The record shows that the defendant had a truck driven for him in his business by one Enosa at the defendant’s request, which truck collided with the plaintiff’s taxi driven by one Eti, a taxi driver for the plaintiff, with the result .that the taxi was badly damaged. The collision occurred about August 7, 1962, between Faganeanea and Nu’uuli.
The evidence was to the effect that the defendant’s driver was cutting a curve and was about five feet over on the taxi driver’s half of .the road when the accident occurred. The necessary finding of fact by the trial court that the proximate cause of the accident was the negligence of the defendant’s driver was clearly not error.
Before proceeding to the grounds of appeal, we quote the applicable part of Section 3.0503 of the Code, 1961, prescribing the powers of the Appellate Division on appeal:
“The Appellate Division of the High Court on appeal . . . shall have power to affirm, modify, set aside, or reverse the judgment or order appealed from ... and to remand the case with such directions for a new trial or for the entry of judgment as may be just.
“The findings of fact of the Trial and Probate Divisions of the High Court in cases tried by them shall not be set aside by the Appellate Division of that court unless clearly erroneous (emphasis added)____”
The first ground of appeal is “That the High Court was misled by the Respondent in relationship to the damages of .the taxi.” This assignment of error is not sufficient in that it does not specify the particulars wherein [891]*891the Court was misled. It is clearly the law that “An assignment of error that the evidence was not sufficient to support the decision must show the particulars in which it is insufficient.” 5 American Jurisprudence 2d., Tit. Appeal and Error, Sec. 671 atp. 119.
Nevertheless, in order to avoid any possible injustice to the defendant, we shall consider, although we are not required to do so, wherein the defendant claimed that the trial court was misled by the plaintiff’s testimony. The defendant in his argument claimed that the plaintiff’s gross receipts for the taxi, excluding the cost of gasoline paid for from gross receipts, aggregated $250 a month while the expenses of operation, likewise excluding the cost of gasoline, totaled $92.10 a month, itemized as follows: $72.50 for the driver’s salary, $2.50 for oil, $10.50 for servicing and $6.60 for spark plugs, thereby leaving a monthly profit of $250 less $92.10 or $157.90. To establish that the Court was misled, the defendant cites the plaintiff’s testimony to the effect that his monthly profit was only $150.00.
We point out that if the Court was misled in considering that the monthly profit was only $150, as testified to by the plaintiff, instead of $157.90 as claimed by the defendant in his argument on appeal, it would follow that the trial court made an error of $7.90 per month in favor of the defendant during the period that the plaintiff was entitled to have profits from the taxi considered and that the judgment should have been for more than the $1664.50.
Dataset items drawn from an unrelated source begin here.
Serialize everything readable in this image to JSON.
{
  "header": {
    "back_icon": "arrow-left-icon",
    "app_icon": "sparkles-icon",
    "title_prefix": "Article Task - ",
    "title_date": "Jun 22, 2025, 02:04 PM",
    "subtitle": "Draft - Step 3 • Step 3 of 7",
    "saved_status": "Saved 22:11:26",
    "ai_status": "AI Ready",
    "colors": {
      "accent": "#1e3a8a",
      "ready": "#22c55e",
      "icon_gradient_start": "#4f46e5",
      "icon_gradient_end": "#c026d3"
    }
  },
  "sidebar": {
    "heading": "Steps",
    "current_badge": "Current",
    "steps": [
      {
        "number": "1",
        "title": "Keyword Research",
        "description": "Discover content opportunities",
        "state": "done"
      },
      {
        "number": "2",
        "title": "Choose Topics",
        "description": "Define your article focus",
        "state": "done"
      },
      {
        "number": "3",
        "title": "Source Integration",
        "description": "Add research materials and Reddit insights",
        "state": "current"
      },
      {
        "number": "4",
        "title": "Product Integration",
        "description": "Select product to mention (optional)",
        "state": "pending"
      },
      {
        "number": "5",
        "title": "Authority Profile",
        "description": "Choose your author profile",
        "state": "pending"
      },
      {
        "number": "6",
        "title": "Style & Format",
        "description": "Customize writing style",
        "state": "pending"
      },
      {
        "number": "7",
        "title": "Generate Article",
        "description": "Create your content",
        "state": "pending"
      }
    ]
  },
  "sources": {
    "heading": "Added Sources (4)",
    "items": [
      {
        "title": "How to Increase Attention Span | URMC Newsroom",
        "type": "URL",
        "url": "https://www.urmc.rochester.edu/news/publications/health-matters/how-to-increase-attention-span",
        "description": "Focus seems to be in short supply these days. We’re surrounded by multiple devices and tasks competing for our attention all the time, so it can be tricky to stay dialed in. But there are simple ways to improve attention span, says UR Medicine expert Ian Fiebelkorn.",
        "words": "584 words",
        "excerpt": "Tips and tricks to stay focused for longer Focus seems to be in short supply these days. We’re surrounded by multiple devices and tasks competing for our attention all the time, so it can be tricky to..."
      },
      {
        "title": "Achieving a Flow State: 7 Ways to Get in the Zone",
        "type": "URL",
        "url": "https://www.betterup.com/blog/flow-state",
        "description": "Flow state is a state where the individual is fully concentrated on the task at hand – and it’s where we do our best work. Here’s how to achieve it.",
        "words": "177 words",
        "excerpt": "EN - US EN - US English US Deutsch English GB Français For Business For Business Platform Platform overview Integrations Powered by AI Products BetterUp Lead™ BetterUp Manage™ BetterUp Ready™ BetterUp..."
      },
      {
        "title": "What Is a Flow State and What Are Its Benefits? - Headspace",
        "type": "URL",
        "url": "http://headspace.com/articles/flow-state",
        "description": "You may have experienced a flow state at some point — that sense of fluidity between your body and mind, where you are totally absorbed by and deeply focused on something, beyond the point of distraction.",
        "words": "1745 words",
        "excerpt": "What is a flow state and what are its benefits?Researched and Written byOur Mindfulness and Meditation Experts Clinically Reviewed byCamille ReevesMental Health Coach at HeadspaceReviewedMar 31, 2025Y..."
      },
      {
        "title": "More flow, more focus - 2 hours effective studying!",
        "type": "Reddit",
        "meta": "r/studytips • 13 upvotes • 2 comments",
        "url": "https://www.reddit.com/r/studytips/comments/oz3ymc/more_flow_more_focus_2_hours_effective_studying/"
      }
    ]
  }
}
Since the plaintiff has not appealed, we will not modify the judgment by increasing it so as to reflect the additional $7.90 a month, which the defendant in his argument claimed that the Court did not consider through being misled by the plaintiff’s testimony that his profit was only $150 a month. The error, if any, was in favor of the defendant. It was, therefore, not prejudicial to him. That [892]*892the judgment against the defendant was not as large as it should have been is hardly ground for reversal upon an appeal by the defendant.
The defendant in his argument claimed that the plaintiff was not qualified to testify as to the damages to the taxi and to the salvage value of the various parts that could be salvaged, because he had not been to a “mechanical school.” However, we think that the record shows that the plaintiff was qualified. He has 26 motor vehicles, buses and taxis together. He is an auto mechanic and can take cars apart and repair them. He has a garage where he has his buses and taxis serviced. He has been in the bus and taxi business for some years and, of necessity, has had to purchase many parts as well as keep parts on hand. He has repaired cars himself. He has purchased many buses and taxis. Through experience he was certainly qualified to give the testimony he did to the effect that the taxi was so badly wrecked that it was a total loss except for salvage purposes.
We think that the trial court did not commit error when it received the plaintiff’s testimony and considered it in reaching its decision. It is not necessary to attend a mechanical school in order to learn what a fender or a door and other parts going into a car sell for.
Certainly the Court’s conclusion as to the amount of damage suffered by the plaintiff as a result of the defendant’s driver’s negligence was not clearly erroneous. That was a matter of fact and there was substantial evidence in the record to support the Court’s finding.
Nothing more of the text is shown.